A better approach is to simply scan across the skyline’s sorted critical points from left to right, keeping track of an active set of rectangles as you go. When you reach a critical point, the active set is updated and then the critical point gets assigned a copy of the current active set of rectangles. By the end of the pass, each critical point will know about all of the rectangles above it.

Now that we’re able to scan through the critical points and consider only the “active” set of rectangles at each critical point, an interesting opportunity presents itself. Our current solution can be written as:

for each critical point c
c.y gets the height of the tallest rectangle over c


This is no longer obviously $\mathcal{O}(n^{2})$. If we can somehow calculate the height of the tallest rectangle over c in faster than $\mathcal{O}(n)$ time, we have beaten our $\mathcal{O}(n^{2})$ algorithm. Fortunately, we know about a data structure which can keep track of an active set of integer-keyed objects and return the highest one in $\mathcal{O}(\log{}n)$ time: a (max) heap.

Our final solution, then, in $\mathcal{O}(n\log{}n)$ time, is as follows. First, sort the critical points.

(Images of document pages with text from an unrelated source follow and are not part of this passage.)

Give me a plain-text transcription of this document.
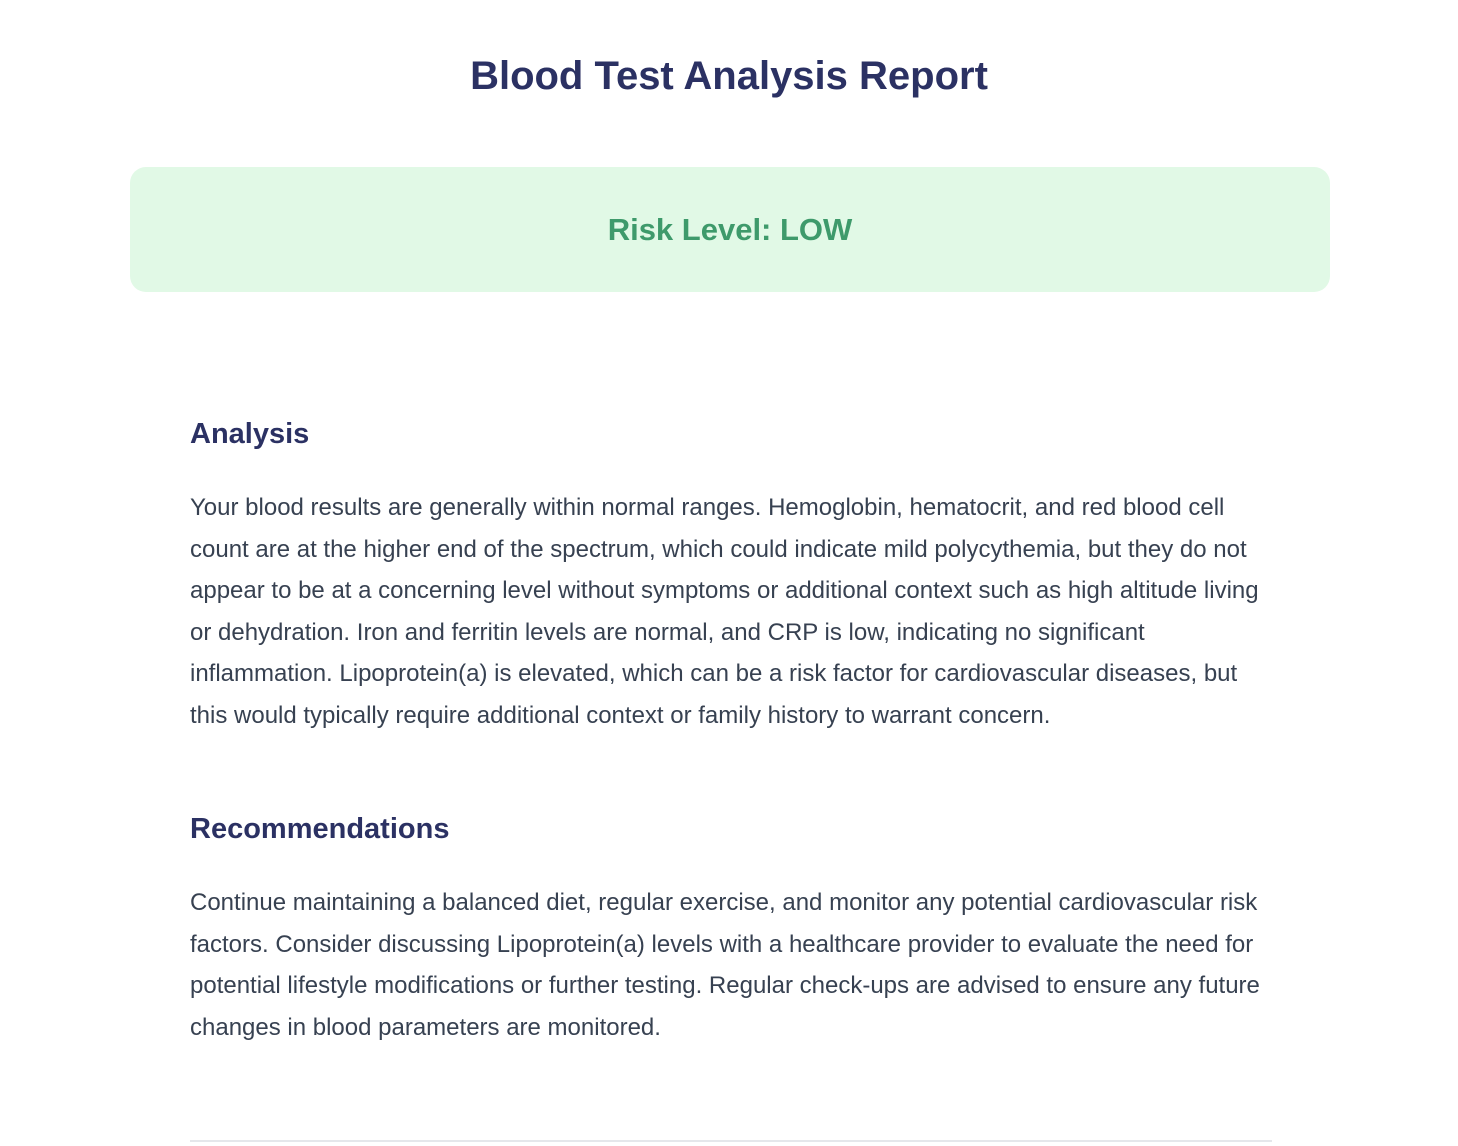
Blood Test Analysis Report
Risk Level: LOW
Analysis

Your blood results are generally within normal ranges. Hemoglobin, hematocrit, and red blood cell count are at the higher end of the spectrum, which could indicate mild polycythemia, but they do not appear to be at a concerning level without symptoms or additional context such as high altitude living or dehydration. Iron and ferritin levels are normal, and CRP is low, indicating no significant inflammation. Lipoprotein(a) is elevated, which can be a risk factor for cardiovascular diseases, but this would typically require additional context or family history to warrant concern.

Recommendations

Continue maintaining a balanced diet, regular exercise, and monitor any potential cardiovascular risk factors. Consider discussing Lipoprotein(a) levels with a healthcare provider to evaluate the need for potential lifestyle modifications or further testing. Regular check-ups are advised to ensure any future changes in blood parameters are monitored.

Then scan across the critical points from left to right. When we encounter the left edge of a rectangle, we add that rectangle to the heap with its height as the key. When we encounter the right edge of a rectangle, we remove that rectangle from the heap. (This requires keeping external pointers into the heap.) Finally, any time we encounter a critical point, after updating the heap we set the height of that critical point to the value peeked from the top of the heap.

Update (Feb 2019): Ivan Malison points out that you don’t actually need to keep external pointers into the heap. Instead, as you scan, when you hit the left edge of a building you add it to the heap, and when you hit the right edge of a building you pop nodes off the top of the heap repeatedly until the top node is a building whose right edge is still ahead. With this strategy, your heap may contain buildings which have already ended, but it doesn’t matter because you’ll discard them as soon as they’re at the top of the heap.